Question

If α and β are the roots of a quadratic equation 6x² - 7x + 2 = 0, then find a quadratic equation whose roots are 5α and 5β.​

Answer 1

Step-by-step explanation:

Given:-

• A quadratic equation 6x² - 7x + 2 = 0

• The zeroes of the equation are α and β.

To Find:-

• The quadratic equation whose zeroes are 5α and 5β.

Concept used:-

For a quadratic equation ax² + bx + c = 0

$\sf Sum\: of \: zeroes = \sf \dfrac{-b}{a}$

$\sf Product\: of \: zeroes = \sf \dfrac{c}{a}$

Solution:-

Comparing 6x² - 7x + 2 = 0 with ax² + bx + c = 0

Here:-

• a = 6 $\:\:\:\:$ • b = - 7 $\:\:\:\:$ • c = 2

$\sf Sum \: of \: zeroes = \dfrac{-(-7)}{6} = \dfrac{7}{6}$

$\implies \bf \alpha + \beta = \dfrac{7}{6}$

$\sf Product \: of \: zeroes = \dfrac{2}{6} = \dfrac{1}{3}$

$\implies \bf \alpha \beta = \dfrac{1}{3}$

Now, we need to find the quadratic equation whose zeroes are 5α and 5β.

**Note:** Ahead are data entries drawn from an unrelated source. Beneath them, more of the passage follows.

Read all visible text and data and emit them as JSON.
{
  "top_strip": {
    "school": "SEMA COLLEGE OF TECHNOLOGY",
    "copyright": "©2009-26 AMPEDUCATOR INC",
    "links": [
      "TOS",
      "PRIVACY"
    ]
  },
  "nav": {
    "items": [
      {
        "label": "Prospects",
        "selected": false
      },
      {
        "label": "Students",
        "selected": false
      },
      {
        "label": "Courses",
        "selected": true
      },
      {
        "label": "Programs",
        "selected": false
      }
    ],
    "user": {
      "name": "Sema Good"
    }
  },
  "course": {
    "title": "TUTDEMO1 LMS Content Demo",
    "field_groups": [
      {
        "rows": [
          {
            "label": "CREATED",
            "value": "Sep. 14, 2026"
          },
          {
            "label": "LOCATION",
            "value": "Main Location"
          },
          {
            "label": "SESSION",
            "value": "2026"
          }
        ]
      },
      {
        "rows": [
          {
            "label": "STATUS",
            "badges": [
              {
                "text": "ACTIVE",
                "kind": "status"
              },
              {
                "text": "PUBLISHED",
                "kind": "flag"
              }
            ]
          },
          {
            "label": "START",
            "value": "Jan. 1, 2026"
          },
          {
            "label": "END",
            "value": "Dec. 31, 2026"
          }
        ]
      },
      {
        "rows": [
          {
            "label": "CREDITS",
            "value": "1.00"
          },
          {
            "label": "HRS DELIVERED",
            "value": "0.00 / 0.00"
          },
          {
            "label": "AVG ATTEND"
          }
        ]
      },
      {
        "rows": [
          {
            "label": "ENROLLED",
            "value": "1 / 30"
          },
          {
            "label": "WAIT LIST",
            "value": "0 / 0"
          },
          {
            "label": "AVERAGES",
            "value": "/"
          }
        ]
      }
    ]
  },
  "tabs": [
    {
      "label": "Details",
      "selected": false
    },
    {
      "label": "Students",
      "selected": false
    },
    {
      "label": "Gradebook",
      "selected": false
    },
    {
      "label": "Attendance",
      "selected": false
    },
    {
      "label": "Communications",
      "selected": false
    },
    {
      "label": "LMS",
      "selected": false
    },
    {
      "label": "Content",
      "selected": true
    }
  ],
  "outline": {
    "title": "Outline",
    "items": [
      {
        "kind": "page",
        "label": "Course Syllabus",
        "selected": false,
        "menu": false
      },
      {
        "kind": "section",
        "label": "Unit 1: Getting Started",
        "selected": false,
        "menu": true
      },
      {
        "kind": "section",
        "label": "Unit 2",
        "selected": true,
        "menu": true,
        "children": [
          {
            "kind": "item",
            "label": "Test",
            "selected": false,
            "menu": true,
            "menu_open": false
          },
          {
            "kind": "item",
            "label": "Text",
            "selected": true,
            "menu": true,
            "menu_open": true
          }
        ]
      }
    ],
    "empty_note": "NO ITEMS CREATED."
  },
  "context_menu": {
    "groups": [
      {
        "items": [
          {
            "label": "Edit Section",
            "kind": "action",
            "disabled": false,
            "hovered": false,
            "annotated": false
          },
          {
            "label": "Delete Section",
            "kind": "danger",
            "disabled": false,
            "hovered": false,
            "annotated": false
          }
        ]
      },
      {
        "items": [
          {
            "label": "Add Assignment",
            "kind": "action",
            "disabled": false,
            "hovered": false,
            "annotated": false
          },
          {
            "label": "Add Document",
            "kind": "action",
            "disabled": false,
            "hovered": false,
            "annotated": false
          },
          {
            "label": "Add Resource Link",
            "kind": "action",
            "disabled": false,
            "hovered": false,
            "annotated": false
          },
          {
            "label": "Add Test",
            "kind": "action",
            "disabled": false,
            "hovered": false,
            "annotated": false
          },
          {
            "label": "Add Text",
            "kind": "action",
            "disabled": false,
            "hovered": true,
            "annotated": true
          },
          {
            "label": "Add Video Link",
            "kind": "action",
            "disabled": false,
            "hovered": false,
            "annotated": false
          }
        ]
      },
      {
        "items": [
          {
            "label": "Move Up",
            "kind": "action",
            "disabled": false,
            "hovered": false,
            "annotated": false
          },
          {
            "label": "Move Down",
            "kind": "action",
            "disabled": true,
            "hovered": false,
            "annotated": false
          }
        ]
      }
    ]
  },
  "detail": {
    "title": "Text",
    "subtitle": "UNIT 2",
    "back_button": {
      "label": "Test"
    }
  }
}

$\sf Sum \: of \: zeroes = 5\alpha + 5\beta$

$\sf \: \: \: \: \: \: \: \: \: \: \: \: \: \: \: \: \: \: \: \: \: \: \: \: \: \: \: \: \: \: \: = 5(\alpha + \beta)$

$\sf \: \: \: \: \: \: \: \: \: \: \: \: \: \: \: \: \: \: \: \: \: \: \: \: \: \: \: \: \: \: \: = 5 \times \dfrac{7}{6}$

$\sf \: \: \: \: \: \: \: \: \: \: \: \: \: \: \: \: \: \: \: \: \: \: \: \: \: \: \: \: \: \: \: = \dfrac{35}{6}$

$\sf Product \: of \: zeroes = 5\alpha \times 5\beta$

$\sf \: \: \: \: \: \: \: \: \: \: \: \: \: \: \: \: \: \: \: \: \: \: \: \: \: \: \: \: \: \: \: \: \: \: \: \: \: = 25(\alpha \beta)$

$\sf \: \: \: \: \: \: \: \: \: \: \: \: \: \: \: \: \: \: \: \: \: \: \: \: \: \: \: \: \: \: \: \: \: \: \: \: \: = 25 \times \dfrac{1}{3}$

$\sf \: \: \: \: \: \: \: \: \: \: \: \: \: \: \: \: \: \: \: \: \: \: \: \: \: \: \: \: \: \:\: \: \: \: \: \: \: = \dfrac{25}{3}$

General form of a quadratic equation is:-

$\sf x^2 - (sum \: of \: zeroes)x + product \: of \: zeroes = 0$

$\sf \implies x^2 - \dfrac{35}{6}x + \dfrac{25}{3} = 0$

$\sf \implies 6x^2 - 35x + 50 = 0$

Hence, Required quadratic equations is:-

$\large\dashrightarrow \underline{\boxed{\bf 6x^2 - 35x + 50 = 0}}$

Answer 2

Equation 1-

$\bf{6 {x}^{2} - 7x + 2 = 0 }$

Here,

• a=6
• b=-7
• c=2

We know,

$\bf \alpha + \beta = \frac{ - b}{a} \\ \implies \boxed{\bf \alpha + \beta = \frac{7}{6}}$

And also

$\bf \: \alpha \beta = \frac{c}{a} \\ \bf \implies \alpha \beta = \frac{2}{6} \\ \implies \boxed{ \bf \alpha \beta = \frac{1}{3} }$

Required equation is

$\bf \: k( {x}^{2} - (s)x + (p)) = 0$

$\bf \: sum \: of \: zeroes = 5 \alpha + 5 \beta \\ \implies \bf \: s = 5( \alpha + \beta ) \\ \implies \bf \: s = 5 \times \frac{7}{6} \\ \implies \ \boxed{ \bf s = \frac{35}{6}}$

$\bf \: product \: of \: zeroes = 5 \alpha \times 5 \beta \\ \bf \implies p = 25 \times \frac{ 1}{3} \\ \implies \boxed{ \bf \: p = \frac{ 25}{3} }$

Put p and s in equation

$\bf \: k( {x}^{2} - \frac{35}{6}x + \frac{25}{3} ) \\ \bf \implies \: k( \frac{6 {x}^{2} - 35 x + 50}{6} ) \\ \implies \boxed{\bf 6{x}^{2} - 35x + 50 = 0} \rm where \: k = 6$